Personal information
- Born: December 29, 1995 (age 30) Tijuana, Baja California, Mexico
- Listed height: 6 ft 9 in (2.06 m)
- Listed weight: 332 lb (151 kg)

Career information
- High school: Montgomery (San Diego, California, U.S.)
- College: ITESM (2015–2021)
- NFL draft: 2021: undrafted

Career history
- San Francisco 49ers (2021–2023)*;
- * Offseason and/or practice squad member only

Awards and highlights
- CONADEIP [es] champion (2019);
- Stats at Pro Football Reference

= Alfredo Gutiérrez (American football) =

Mexican gridiron football player (born 1995)

Alfredo Gutiérrez Urías (born December 29, 1995) is a Mexican professional American football offensive tackle. He played college football for the Borregos Salvajes Monterrey and was signed by the San Francisco 49ers as an undrafted free agent in 2021.

== Early life ==

Gutiérrez was born in Tijuana, Mexico, on December 29, 1995. He attended Montgomery High School in San Diego, where he played football his last two years. He attended Grossmont College in El Cajon in early 2015, but when his NCAA eligibility process became stalled, he transferred to the Monterrey Institute of Technology where he played college football on a full scholarship and won the CONADEIP national title in 2019.

== Professional career ==

Gutiérrez was assigned to the San Francisco 49ers roster on May 4, 2021, as a part of the NFL's International Player Pathway Program (IPPP). He was waived by the 49ers on August 31, 2021, when the team announced its final 53-man roster for the 2021 season. He was resigned to the practice squad, due to an IPPP exemption allowing the 49ers to have an extra practice squad member; however, he was ineligible to be activated to the main roster.

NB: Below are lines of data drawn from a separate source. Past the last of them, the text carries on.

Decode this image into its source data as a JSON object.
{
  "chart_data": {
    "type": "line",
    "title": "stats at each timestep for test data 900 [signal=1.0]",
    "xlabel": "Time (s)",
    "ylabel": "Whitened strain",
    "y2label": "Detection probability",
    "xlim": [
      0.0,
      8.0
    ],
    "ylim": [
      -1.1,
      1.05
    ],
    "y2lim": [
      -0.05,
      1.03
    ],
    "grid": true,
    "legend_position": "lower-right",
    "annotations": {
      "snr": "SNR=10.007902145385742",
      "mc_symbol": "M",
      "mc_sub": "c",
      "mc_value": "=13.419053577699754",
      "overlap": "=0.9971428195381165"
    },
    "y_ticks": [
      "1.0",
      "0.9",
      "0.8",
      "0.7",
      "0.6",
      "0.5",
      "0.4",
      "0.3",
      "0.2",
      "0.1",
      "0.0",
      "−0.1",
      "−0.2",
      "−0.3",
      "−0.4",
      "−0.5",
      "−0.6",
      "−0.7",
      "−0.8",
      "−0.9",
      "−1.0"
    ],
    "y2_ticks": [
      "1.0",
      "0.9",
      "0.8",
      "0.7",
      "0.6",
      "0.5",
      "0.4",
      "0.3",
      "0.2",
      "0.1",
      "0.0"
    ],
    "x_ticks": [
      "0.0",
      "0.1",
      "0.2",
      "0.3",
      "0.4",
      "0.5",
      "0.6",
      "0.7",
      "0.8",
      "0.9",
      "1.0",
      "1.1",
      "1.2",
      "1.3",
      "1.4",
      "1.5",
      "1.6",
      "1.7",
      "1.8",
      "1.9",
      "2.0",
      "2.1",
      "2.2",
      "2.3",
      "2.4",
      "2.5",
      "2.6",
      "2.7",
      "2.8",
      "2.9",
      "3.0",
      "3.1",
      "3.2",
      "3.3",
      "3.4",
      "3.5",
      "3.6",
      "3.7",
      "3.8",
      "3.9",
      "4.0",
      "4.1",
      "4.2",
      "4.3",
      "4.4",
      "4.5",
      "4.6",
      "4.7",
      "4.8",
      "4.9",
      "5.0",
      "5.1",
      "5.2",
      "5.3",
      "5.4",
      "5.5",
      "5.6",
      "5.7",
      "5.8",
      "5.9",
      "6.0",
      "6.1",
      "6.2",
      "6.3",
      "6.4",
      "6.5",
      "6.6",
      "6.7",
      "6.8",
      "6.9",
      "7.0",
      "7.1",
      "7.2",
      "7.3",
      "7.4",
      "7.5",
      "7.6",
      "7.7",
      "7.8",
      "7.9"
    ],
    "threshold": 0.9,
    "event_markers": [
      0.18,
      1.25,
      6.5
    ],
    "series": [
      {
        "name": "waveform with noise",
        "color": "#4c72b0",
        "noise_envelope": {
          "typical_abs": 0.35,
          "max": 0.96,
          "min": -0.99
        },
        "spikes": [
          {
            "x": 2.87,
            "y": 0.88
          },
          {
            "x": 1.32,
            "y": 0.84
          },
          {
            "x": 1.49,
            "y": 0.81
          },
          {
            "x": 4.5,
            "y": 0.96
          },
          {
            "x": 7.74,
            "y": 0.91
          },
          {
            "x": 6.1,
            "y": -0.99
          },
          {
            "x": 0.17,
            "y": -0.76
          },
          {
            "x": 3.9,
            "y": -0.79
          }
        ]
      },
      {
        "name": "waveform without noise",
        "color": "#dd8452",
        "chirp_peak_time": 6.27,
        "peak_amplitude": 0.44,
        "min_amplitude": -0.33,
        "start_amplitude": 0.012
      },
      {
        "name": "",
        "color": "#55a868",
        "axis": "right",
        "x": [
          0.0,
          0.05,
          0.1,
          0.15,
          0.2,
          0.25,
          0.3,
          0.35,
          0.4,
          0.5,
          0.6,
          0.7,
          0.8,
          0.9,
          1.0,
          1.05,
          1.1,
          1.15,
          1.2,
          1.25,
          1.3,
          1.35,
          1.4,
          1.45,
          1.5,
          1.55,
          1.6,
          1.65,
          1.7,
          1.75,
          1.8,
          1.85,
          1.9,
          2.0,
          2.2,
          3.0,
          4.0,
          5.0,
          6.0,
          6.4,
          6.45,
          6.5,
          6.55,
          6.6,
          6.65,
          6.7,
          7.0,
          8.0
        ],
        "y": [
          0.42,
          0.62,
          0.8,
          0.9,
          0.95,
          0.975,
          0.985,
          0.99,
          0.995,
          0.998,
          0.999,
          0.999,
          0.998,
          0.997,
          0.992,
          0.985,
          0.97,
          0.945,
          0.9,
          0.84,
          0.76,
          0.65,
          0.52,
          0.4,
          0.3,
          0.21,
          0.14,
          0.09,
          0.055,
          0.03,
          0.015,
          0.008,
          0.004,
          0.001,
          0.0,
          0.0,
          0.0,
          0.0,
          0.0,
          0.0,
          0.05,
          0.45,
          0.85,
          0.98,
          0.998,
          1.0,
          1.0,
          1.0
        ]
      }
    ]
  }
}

On February 2, 2022, Gutiérrez was one of eleven players who signed a reserve/futures contract with the 49ers. He played in his first NFL game on August 20, 2022, during week 2 of the 2022 preseason in a 17–7 victory against the Minnesota Vikings. Head coach Kyle Shanahan awarded Gutiérrez the game ball to celebrate his NFL debut. He was waived on August 30, 2022, and signed to the practice squad the next day. He signed a reserve/future contract on January 31, 2023.

The San Francisco 49ers were able to sign Gutiérrez as an extra practice squad member for a third and final year during the 2023 season. Gutiérrez stated that his goal was to make the final roster for the 2023 season, stating "with these two years of learning, I'm hoping I can land a spot in the 53". He was waived on August 29, 2023 and re-signed to the practice squad the following day. He was not among the players signed to reserve/future contracts in 2024 and thus became a free agent when his practice squad contract expired.

== Personal life ==
On September 26, 2022, one day before an international friendly match between the Mexico and Colombia national teams in Levi's Stadium, Gutiérrez was invited by the Mexico national team to trade jerseys with Mexican players Guillermo Ochoa and Andrés Guardado.